The rust on the rims is awful, removing is tough, and can not be performed completely, we are OK with that. It did not have the right seat, we found found one on ebay and looks great.

We sanded the frame down, yes I know, maybe not a wise thing, but the paint was terrible, the bike was used by a person delivering newspapers........We spoke to several persons, some paint it themselves, some at a carshop, we decided on powder coating, dropped of the frame and fork today. Pick up somewhere next week. 

Foto's will folow. 

It is a nice project, a lot of learning, but most of all, the leader of the project is my 12 year old son. He puts in a lot of effort, forgets about having an Ipad, I love it!


----------



## greenephantom (Aug 31, 2012)

Neat project.

Seems like I always say this, but:  It looks like your fork it bent backwards slightly from a previous crash.  This is a pretty common occurence, and a bike shop with the proper tools can straighten it out for you.

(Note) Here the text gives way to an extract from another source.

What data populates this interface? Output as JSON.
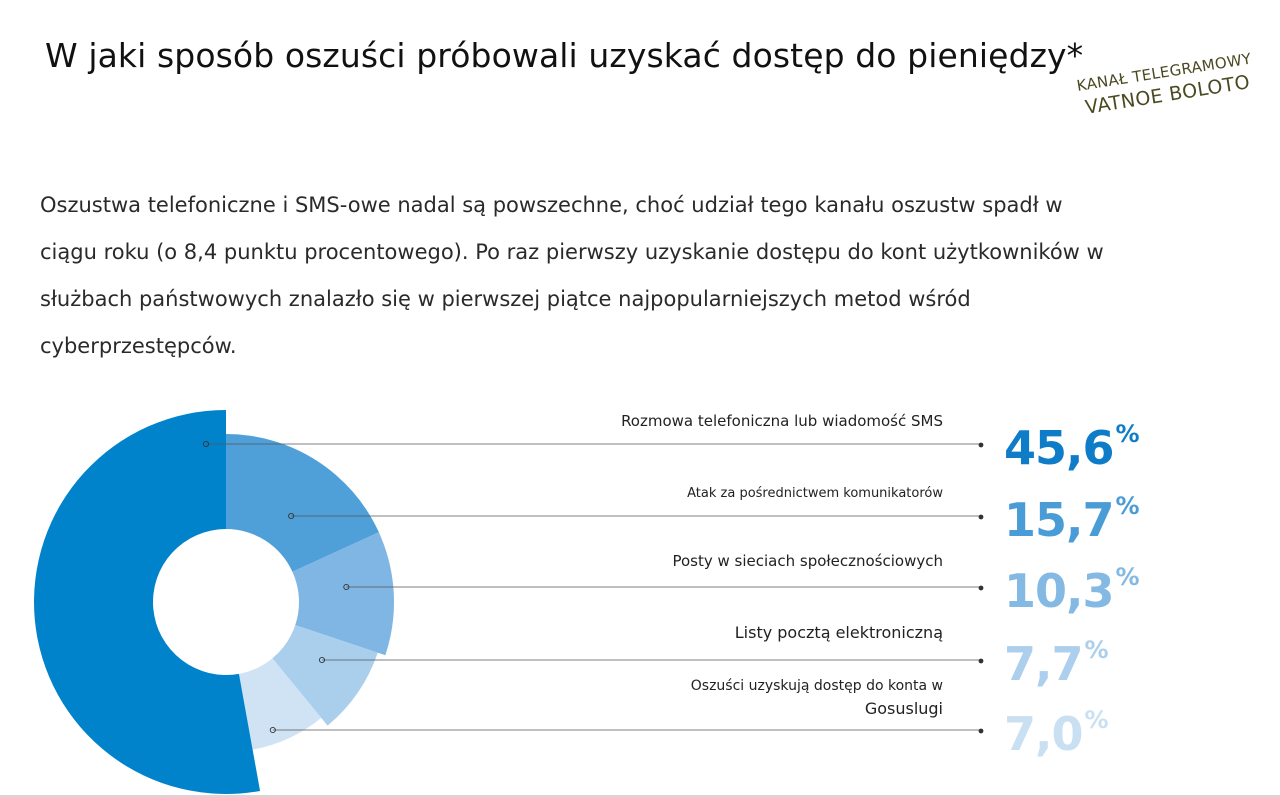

Didn't read closely enough to see if you were re-doing the bike in black again, or if you've sourced the proper rear rack, but the Phantom 4 hole rear rack is the same rack as the Jag II used and has been reproduced and is commonly available in black.

Cheers, Geoff


----------



## Germax (Sep 1, 2012)

I am not sure if the fork is bend, can not check it now, it is all at the paint shop. It will be black, 60% gloss only. Working on getting all the decals as well, not sure on the back rack, guess we stay with the wired rack, looks nice, and easy for shopping. 

We took the brace from the fenders and painted them today. We are now looking for new rivets, do not want to pay $10.00 for two pcs.

This will be a daily rider in the future, but most of all, a father and son project.

It is all about having fun.


----------